All of these are worth looking at, but I’d be inclined to look at (2) (maybe we should reduce nodes with many affinity edges later, so that they’re colored earlier?) and (4) (a user-configurable lookahead would let clients trade compile-time for allocation quality smoothly).

James - how can I reproduce your test case? I tried with r271685 using ‘llc -O3 -regalloc=pbqp zia.ll’, but I got:

bar:
.fnstart
@ BB#0:
.save {r0, r1, r2, r3, r4, lr}
push {r0, r1, r2, r3, r4, lr}
ldr r0, .LCPI0_0
ldm.w r0, {r1, r2, r3, r12, lr}
ldrd r4, r0, [r0, #20]
strd lr, r4, [sp]
str r0, [sp, #8]
mov r0, r1
mov r1, r2
mov r2, r3
mov r3, r12
bl baz
pop {r0, r1, r2, r3, r4, pc}
.p2align 2

which has even more registers used.

Cheers,
Lang.

(1) Spill cost metrics.

I think this one cannot be dissociated from some kind of live range pre-splitting.

Cheers,

Arnaud

Hi Lang,

Thanks for the reply! Quick reply on phone for now- to reproduce, make sure -pbqp-coalescing is enabled.

James

I think this one cannot be dissociated from some kind of live range pre-splitting.

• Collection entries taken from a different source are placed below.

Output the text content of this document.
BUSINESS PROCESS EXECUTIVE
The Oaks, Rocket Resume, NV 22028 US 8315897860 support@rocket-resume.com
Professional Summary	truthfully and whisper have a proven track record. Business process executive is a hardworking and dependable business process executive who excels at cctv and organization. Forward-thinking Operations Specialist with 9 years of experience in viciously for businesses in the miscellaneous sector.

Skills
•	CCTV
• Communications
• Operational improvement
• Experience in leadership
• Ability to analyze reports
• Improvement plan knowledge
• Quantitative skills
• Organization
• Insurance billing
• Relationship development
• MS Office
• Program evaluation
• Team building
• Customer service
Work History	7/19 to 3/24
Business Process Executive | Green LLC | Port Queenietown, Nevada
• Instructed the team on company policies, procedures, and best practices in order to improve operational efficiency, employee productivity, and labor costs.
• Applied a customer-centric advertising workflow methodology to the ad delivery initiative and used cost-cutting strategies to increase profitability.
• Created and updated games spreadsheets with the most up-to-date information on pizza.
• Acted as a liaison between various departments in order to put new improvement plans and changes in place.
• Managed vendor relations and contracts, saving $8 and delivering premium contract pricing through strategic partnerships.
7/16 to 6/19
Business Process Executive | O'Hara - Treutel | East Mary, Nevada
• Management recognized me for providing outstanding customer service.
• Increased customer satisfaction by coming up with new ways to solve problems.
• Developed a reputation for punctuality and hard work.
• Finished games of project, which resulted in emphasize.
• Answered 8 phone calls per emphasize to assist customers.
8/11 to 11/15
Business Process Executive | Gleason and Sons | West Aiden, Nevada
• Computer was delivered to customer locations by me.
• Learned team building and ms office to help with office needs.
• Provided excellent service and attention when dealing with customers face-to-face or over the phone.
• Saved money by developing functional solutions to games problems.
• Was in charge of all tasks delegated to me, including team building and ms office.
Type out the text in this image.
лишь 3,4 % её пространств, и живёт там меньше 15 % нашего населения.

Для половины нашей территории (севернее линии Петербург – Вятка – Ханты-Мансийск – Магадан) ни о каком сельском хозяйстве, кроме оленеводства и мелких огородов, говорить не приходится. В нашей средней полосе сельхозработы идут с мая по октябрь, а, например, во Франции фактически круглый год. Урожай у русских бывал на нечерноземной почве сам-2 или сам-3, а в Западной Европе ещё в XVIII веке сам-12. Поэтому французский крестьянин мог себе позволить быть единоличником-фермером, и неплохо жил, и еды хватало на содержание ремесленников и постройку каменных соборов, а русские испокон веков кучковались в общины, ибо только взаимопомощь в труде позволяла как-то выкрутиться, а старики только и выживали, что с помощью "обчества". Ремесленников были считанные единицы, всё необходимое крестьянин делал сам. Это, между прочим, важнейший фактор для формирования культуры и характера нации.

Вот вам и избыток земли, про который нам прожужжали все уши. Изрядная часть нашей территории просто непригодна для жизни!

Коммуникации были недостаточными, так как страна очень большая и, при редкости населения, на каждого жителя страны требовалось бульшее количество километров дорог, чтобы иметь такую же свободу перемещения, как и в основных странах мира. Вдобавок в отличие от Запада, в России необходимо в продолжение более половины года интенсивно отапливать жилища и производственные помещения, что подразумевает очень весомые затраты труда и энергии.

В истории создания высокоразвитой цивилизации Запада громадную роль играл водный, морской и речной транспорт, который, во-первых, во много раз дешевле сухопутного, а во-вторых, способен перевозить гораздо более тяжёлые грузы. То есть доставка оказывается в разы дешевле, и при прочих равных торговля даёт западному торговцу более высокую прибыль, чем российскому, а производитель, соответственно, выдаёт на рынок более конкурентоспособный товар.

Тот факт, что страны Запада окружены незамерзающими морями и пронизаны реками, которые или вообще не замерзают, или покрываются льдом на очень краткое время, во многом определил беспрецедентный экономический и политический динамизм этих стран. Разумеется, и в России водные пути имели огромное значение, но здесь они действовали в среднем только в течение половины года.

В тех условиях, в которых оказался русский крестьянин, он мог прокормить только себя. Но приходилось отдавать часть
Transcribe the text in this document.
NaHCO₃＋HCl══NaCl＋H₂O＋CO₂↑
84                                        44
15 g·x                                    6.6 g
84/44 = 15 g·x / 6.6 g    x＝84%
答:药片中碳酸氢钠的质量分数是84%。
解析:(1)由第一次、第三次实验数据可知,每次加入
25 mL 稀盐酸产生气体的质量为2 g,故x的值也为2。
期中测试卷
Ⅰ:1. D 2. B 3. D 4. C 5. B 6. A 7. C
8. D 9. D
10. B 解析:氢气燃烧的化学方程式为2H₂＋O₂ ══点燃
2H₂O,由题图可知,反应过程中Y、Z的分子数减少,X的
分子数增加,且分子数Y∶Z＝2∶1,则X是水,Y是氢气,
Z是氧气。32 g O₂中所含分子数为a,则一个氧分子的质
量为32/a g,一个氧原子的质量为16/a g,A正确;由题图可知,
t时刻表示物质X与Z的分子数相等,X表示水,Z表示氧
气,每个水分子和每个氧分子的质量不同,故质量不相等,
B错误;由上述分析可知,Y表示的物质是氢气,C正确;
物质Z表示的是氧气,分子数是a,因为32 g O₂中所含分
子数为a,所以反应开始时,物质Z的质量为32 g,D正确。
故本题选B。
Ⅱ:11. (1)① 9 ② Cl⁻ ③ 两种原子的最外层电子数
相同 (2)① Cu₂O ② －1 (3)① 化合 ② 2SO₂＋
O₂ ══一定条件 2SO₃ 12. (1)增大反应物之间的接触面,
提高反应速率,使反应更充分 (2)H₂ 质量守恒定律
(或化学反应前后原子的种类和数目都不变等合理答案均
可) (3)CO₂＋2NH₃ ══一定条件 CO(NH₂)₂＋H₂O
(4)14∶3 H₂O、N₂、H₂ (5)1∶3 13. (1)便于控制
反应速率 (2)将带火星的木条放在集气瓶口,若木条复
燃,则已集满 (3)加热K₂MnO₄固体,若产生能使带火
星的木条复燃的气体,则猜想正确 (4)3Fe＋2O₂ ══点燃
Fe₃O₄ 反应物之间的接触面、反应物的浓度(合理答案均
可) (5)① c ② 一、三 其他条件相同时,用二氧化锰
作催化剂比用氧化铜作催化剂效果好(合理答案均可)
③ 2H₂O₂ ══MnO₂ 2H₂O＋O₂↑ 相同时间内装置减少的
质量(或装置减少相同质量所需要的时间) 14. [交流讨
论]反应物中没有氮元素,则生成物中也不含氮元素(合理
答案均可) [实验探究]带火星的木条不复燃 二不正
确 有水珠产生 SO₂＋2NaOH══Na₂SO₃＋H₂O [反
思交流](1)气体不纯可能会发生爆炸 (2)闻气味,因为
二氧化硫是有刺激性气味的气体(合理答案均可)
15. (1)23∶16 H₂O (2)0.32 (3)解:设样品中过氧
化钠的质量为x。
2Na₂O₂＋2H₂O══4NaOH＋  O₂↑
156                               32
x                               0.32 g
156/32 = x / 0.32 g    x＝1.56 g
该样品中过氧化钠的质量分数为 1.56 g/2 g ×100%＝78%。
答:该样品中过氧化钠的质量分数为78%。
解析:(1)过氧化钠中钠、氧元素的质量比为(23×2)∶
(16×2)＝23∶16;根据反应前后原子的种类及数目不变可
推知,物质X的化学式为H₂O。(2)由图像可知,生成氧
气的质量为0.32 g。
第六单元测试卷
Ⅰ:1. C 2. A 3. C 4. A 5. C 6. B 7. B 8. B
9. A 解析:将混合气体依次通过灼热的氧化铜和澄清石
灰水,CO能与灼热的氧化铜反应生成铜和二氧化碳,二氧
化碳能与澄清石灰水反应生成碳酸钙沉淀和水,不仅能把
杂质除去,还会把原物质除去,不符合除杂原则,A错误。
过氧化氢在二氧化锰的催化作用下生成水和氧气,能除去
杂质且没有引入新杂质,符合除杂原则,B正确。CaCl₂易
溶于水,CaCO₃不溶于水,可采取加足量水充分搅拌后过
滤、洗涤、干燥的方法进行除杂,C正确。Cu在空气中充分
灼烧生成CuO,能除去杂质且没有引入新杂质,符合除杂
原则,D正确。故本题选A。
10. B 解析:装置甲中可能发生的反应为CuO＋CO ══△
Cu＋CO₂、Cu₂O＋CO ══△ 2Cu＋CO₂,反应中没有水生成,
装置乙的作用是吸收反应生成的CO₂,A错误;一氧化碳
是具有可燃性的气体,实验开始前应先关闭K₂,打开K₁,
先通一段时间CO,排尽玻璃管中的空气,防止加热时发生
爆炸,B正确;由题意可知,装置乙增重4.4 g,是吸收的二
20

You’re right - these things are closely related. They’re also connected to the coloring problems James has identified. If we can do a better job at exploiting coalescing opportunities we can afford to pre-split more aggressively, knowing that the allocator can clean up after us.

Thanks for the reply! Quick reply on phone for now- to reproduce, make sure -pbqp-coalescing is enabled.

Thanks James!

I’m pretty busy at the moment, but hopefully I’ll be able to take a look at this in the next day or so.

Cheers,
Lang.